How can you show your CM efforts’ effectiveness?
How can you show your CM efforts’ effectiveness?
Use statistics for administrators, visuals for docs
Your case management department has worked hard to improve the quality of patient care at your hospital while at the same time reducing unnecessary costs and boosting patient satisfaction. You’ve faced numerous obstacles and overcome them, but you and your colleagues never seem to get the credit — or the resources — you deserve. How can you demonstrate your effectiveness to the stakeholders at your facility in a way that will get results?

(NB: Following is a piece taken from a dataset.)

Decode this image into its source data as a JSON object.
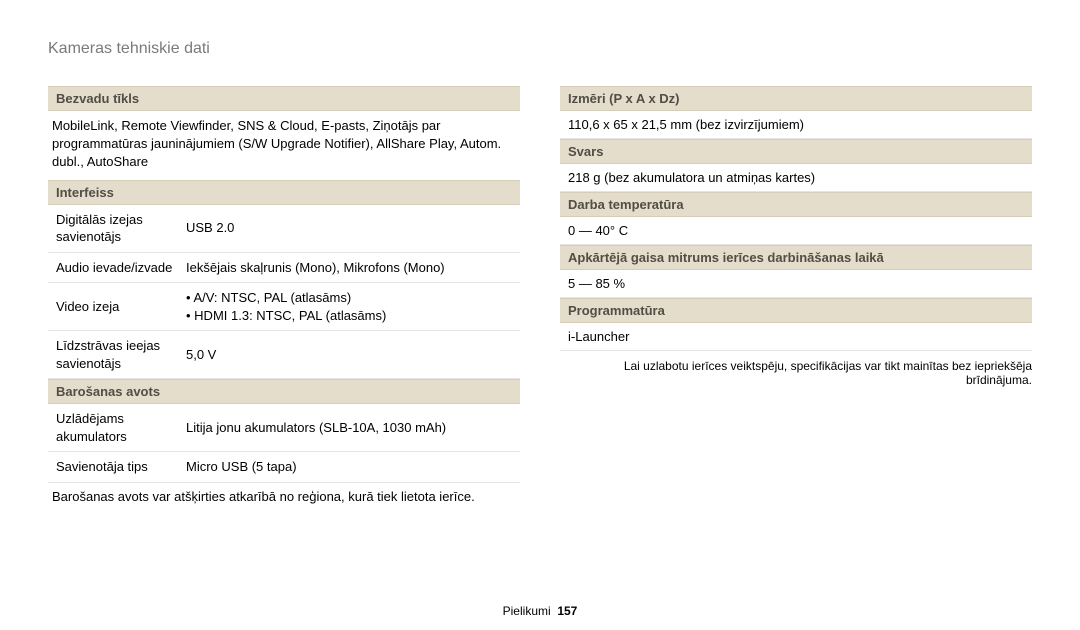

First, before anyone else can fully appreciate the contributions of your department, you must fully understand the extent of your own strengths and capabilities, says Larry Strassner, a health care consultant with Ernst and Young LLP in Washington, DC.
Strassner says case managers are particularly effective in three areas: financial outcomes, functional outcomes, and provider, patient, and family satisfaction. "Those are the three areas in which case managers either influence or have a direct correlation to improving outcomes," Strassner says. (See chart for a list of ways case managers can influence outcomes, p. 93.)
Once you’ve taken stock of everything you and your colleagues bring to the table, you must identify the stakeholders to whom you must demonstrate your value. "Is it the nurses on the unit, the physicians, or is it the administrator who keeps saying that you need to demonstrate why you need to have a case manager for every 20 patients in the organization?" Strassner says.
Although stakeholders differ at various institutions, most case managers will be forced to demonstrate their value to administrators — both in terms of improving or maintaining the quality of care and being able to reduce the cost of care, Strassner says.
"When you’re working with administration, you’ve got to be able to show them where the savings are," he notes. Strassner recommends starting by presenting a high-level picture of what’s going on in terms of cost containment, and following up by identifying areas of potential improvement. Keep the presentation brief, explaining bottom-line statistics with a minimum of jargon.
In contrast, when you present to physicians, it’s important to demonstrate not just where the savings are but how physicians can assist in the process. "For example, when you begin to benchmark yourself and you look at practice profiles, you might notice that there seems to be a lot of variation around a particular diagnosis, like CHF, in the areas of lab and radiology," Strassner says. While physicians will be interested in dollar figures, they’ll also want to know what they can do differently in those areas. "So physicians are down to the test level," Strassner says. "They ask, What am I doing that’s different from one of my colleagues, who seems to have the lowest cost per case?’"
Strassner says while hard data is important to physicians, it’s just as important to engage physicians in understanding the data by bringing it down to the level of actual practice. "After all, they’re the individuals who have to make the change," he says.
As with administrators, it’s best to start with a presentation of the big picture, using a one- or two-page document. "Physicians tend to prefer a visual display of the data," Strassner says, "so they can quickly look at it and come up with an understanding about what the data are telling them rather than deal with a lot of narrative or a lot of numbers that they have to scroll through. When you’re presenting data to physicians, you need to be right to the point, highlight areas that you want to focus your attention on, and use as many graphics and visual displays as possible."